Bernard Arnault vient d’annoncer la cession de Phillips, la maison de ventes aux enchères acquise en 1999, à ses actuels dirigeants. Une manœuvre de diversion ou le début d’un retrait généralisé du monde de l’art ?

Le temps des achats boulimiques est terminé. Devant l’érosion de la valeur de l’action LVMH et la chute du bénéfice avant impôt (-20% en 2001, à 1,56 milliard d’euros), le temps des mesures énergiques semble venu. LVMH a revendu, il y a quelques semaines sa banque en ligne Zebank à un concurrent anglais autrement mieux portant, Egg. On suppute, dans le cadre de cette mise à plat des participations, une possible mise sur le marché de DFS, la chaîne de boutiques hors taxes, et de Sephora, l'enseigne de parfumerie grande surface. Pour l’heure, c’est au tour du pôle art de se trouver dans l’œil du cyclone : LVMH poursuit son désengagement de la maison d’enchères Phillips, qu’il avait achetée en 1999. Le cas de Phillips UK avait déjà été réglé à l’automne dernier, LVMH en ayant cédé 50,1% des parts à Bonhams. L’accord annoncé hier concerne la branche internationale de Phillips. LVMH en transfère le contrôle, pour un montant non révélé, au management actuel, composé de Simon de Pury et Daniella Luxembourg. La multinationale française conserve cependant 27,5% du capital. Simon de Pury et Daniella Luxembourg, qui en détenaient jusqu’à présent 25%, montent à 72,5% mais annoncent l’entrée imminente d’un nouvel investisseur : Louise McBain, qui a fait fortune en créant il y a 14 ans Hebdo Mag Group, une entreprise d’édition canadienne, spécialisée dans les journaux de petites annonces, qui contrôle aujourd’hui près de 300 titres à travers le monde.
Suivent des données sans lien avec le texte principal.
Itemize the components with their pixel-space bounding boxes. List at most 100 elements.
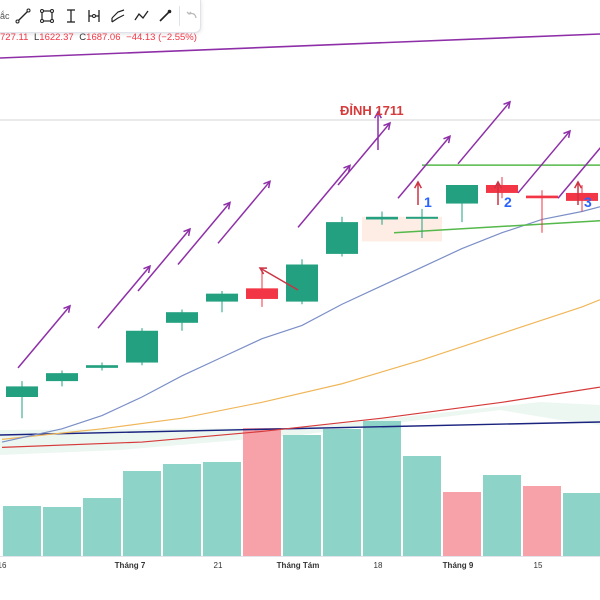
momentum-arrow-head <box>263 180 272 189</box>
volume-bar[interactable] <box>43 507 81 556</box>
volume-bar[interactable] <box>3 506 41 556</box>
candle-body[interactable] <box>46 373 78 382</box>
candle-body[interactable] <box>486 185 518 193</box>
i-beam-icon <box>66 9 75 23</box>
candle-body[interactable] <box>246 288 278 299</box>
candle-body[interactable] <box>446 185 478 204</box>
close-label: C <box>79 32 87 43</box>
wave-number-1: 1 <box>424 194 432 210</box>
toolbar-cut-text: ắc <box>0 11 10 21</box>
candle-body[interactable] <box>326 222 358 254</box>
ma-mid-line[interactable] <box>1 291 600 440</box>
candle-body[interactable] <box>566 192 598 201</box>
toolbar-separator <box>179 6 180 26</box>
momentum-arrow <box>297 164 351 228</box>
bottom-trendline[interactable] <box>0 421 600 436</box>
momentum-arrow <box>177 202 231 265</box>
volume-bar[interactable] <box>163 464 201 556</box>
time-axis-label: 16 <box>0 561 7 570</box>
momentum-arrow <box>17 305 71 369</box>
momentum-arrow-head <box>443 135 452 144</box>
volume-bar[interactable] <box>563 493 600 556</box>
path-tool-button[interactable] <box>132 5 152 27</box>
volume-bar[interactable] <box>483 475 521 556</box>
ohlc-legend: 727.11 L1622.37 C1687.06 −44.13 (−2.55%) <box>0 32 200 43</box>
dip-arrow <box>259 267 299 291</box>
momentum-arrow <box>217 180 271 244</box>
drawing-toolbar: ắc <box>0 0 201 33</box>
momentum-arrow <box>457 101 511 165</box>
candle-body[interactable] <box>126 330 158 363</box>
candle-body[interactable] <box>526 195 558 199</box>
momentum-arrow-head <box>503 100 512 109</box>
momentum-arrow-head <box>343 164 352 173</box>
brush-tool-button[interactable] <box>155 5 175 27</box>
time-axis-label: 18 <box>373 561 383 570</box>
candle-body[interactable] <box>166 312 198 323</box>
date-price-range-button[interactable] <box>84 5 104 27</box>
momentum-arrow-head <box>383 121 392 131</box>
volume-bar[interactable] <box>243 428 281 556</box>
time-axis-label: Tháng 9 <box>442 561 474 570</box>
open-value: 727.11 <box>0 32 29 43</box>
wave-number-3: 3 <box>584 194 592 210</box>
top-trendline[interactable] <box>0 33 600 59</box>
low-label: L <box>34 32 40 43</box>
momentum-arrow <box>397 135 451 199</box>
trend-line-icon <box>15 8 31 24</box>
low-value: 1622.37 <box>39 32 74 43</box>
parallel-channel-button[interactable] <box>108 5 128 27</box>
time-axis-label: Tháng Tám <box>276 561 320 570</box>
candle-body[interactable] <box>6 386 38 397</box>
momentum-arrow-head <box>143 264 152 274</box>
momentum-arrow <box>517 130 571 194</box>
dip-arrow-head <box>258 267 268 275</box>
rectangle-tool-button[interactable] <box>37 5 57 27</box>
highlight-box <box>362 216 442 242</box>
path-icon <box>133 10 149 21</box>
volume-bar[interactable] <box>323 429 361 556</box>
candle-body[interactable] <box>206 293 238 302</box>
time-axis-label: 15 <box>533 561 543 570</box>
candle-body[interactable] <box>286 264 318 302</box>
number-arrow-head <box>413 180 423 189</box>
volume-bar[interactable] <box>443 492 481 556</box>
momentum-arrow-head <box>563 129 572 138</box>
ma-slow-line[interactable] <box>1 384 600 448</box>
peak-label: ĐỈNH 1711 <box>340 103 404 118</box>
volume-bar[interactable] <box>203 462 241 556</box>
candlestick-chart[interactable]: ĐỈNH 1711 1 2 3 <box>0 0 600 556</box>
rectangle-icon <box>39 9 54 23</box>
wave-number-2: 2 <box>504 194 512 210</box>
volume-bar[interactable] <box>363 421 401 556</box>
time-axis-label: Tháng 7 <box>114 561 146 570</box>
momentum-arrow <box>137 228 191 292</box>
number-arrow-head <box>573 180 583 189</box>
h-range-icon <box>88 10 100 22</box>
candle-body[interactable] <box>86 365 118 368</box>
peak-arrow-head <box>373 110 383 119</box>
candle-body[interactable] <box>406 216 438 219</box>
candle-body[interactable] <box>366 216 398 220</box>
volume-bar[interactable] <box>523 486 561 556</box>
time-axis-label: 21 <box>213 561 223 570</box>
time-axis[interactable]: 16 Tháng 7 21 Tháng Tám 18 Tháng 9 15 <box>0 556 600 600</box>
support-line[interactable] <box>393 220 600 234</box>
momentum-arrow-head <box>63 304 72 313</box>
measure-tool-button[interactable] <box>61 5 81 27</box>
volume-bar[interactable] <box>283 435 321 556</box>
undo-icon <box>186 11 197 19</box>
momentum-arrow-head <box>183 227 192 237</box>
volume-bar[interactable] <box>403 456 441 556</box>
number-arrow-head <box>493 180 503 189</box>
volume-bar[interactable] <box>83 498 121 556</box>
volume-bar[interactable] <box>123 471 161 556</box>
close-value: 1687.06 <box>86 32 121 43</box>
momentum-arrow <box>337 122 391 186</box>
ma-fast-line[interactable] <box>1 201 600 443</box>
momentum-arrow <box>557 147 600 199</box>
brush-icon <box>159 9 172 22</box>
undo-button[interactable] <box>184 5 200 27</box>
trend-line-tool-button[interactable] <box>14 5 34 27</box>
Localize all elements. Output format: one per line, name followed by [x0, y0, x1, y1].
Bernard Arnault avait acheté Phillips en novembre 1999 pour 87 millions d’euros. La maison anglaise, fondée en 1796, tirait alors l’essentiel de ses revenus du segment milieu de gamme. Déçu de n’avoir pu mettre la main sur Sotheby’s (alors que son alter ego, François Pinault, venait d’acquérir Christie’s), Bernard Arnault a choisi une stratégie risquée : muer le benjamin des ventes, ancré sur son marché national, en un colosse international, concurrent des deux grands auctioneers sur les ventes de prestige. Selon les analystes, Bernard Arnault aurait englouti jusqu’à 250 millions de dollars dans cette opération. Pourquoi de telles sommes ? Pour ouvrir des bureaux, recruter à prix d’or des experts (débauchés chez les concurrents et payés jusqu'à 1,2 millions de dollars par an) mais surtout pour s’assurer des collections importantes et prouver ainsi que Phillips était bien entré dans la cour des grands. Des garanties astronomiques – la somme que Phillips s’engageait à verser au vendeur quel que soit le résultat de la vacation - auraient été engagées pour s’emparer des collections Smooke, Berggruen et Heiner lors des ventes d’automne à New York. Malgré les excellents résultats enregistrés – plus de 100 millions de dollars de ventes – Phillips en serait sorti avec un solde lourdement négatif.

Ce retrait annonce-t-il un mouvement identique dans toutes les filiales de LVMH opérant dans le secteur de l’art, de «Connaissance des Arts» au mécénat des grandes expositions dont le Matisse-Picasso, qui doit s’ouvrir en au Grand Palais ? Ce serait le corollaire logique d’un recentrage sur le luxe et la mode. Chez Artprice, leader des bases de données sur les résultats de ventes, dont LVMH détient 17% du capital, on dément catégoriquement. «Bernard Arnault est un prédateur, estime Thierry Erhmann, son président. Il est fasciné par le marché de l’art et croire qu’il puisse s’en retirer ainsi est une douce utopie. François Tajan, dont l’étude, la première de France, appartient aussi à LVMH, ne s’est pas exprimé à ce sujet. Mais son service de presse, pour couper court aux rumeurs, nous annonce que «la vente des parts de LVMH dans Tajan n’est pas d’actualité». A la direction de Phillips France, que nous avons contactée, on ne fait pas de commentaires. Selon nos informations, des négociations seraient en cours entre LVMH et Alfred Taubmann, principal actionnaire de Sotheby’s, pour la prise de contrôle de cette dernière. Un mandat d’achat aurait été confié à une grande banque d’affaires et Bernard Arnault ne se serait défait de Phillips que pour éviter de tomber sous le coup de l’article 83 du Traité de Rome, sanctionnant l’abus de position dominante. Une hypothèse démentie avec force, mardi, par Simon de Pury lors de la présentation de l’accord, et qui, si elle s’avérait fondée, achèverait de désorienter les analystes financiers. Où va LVMH?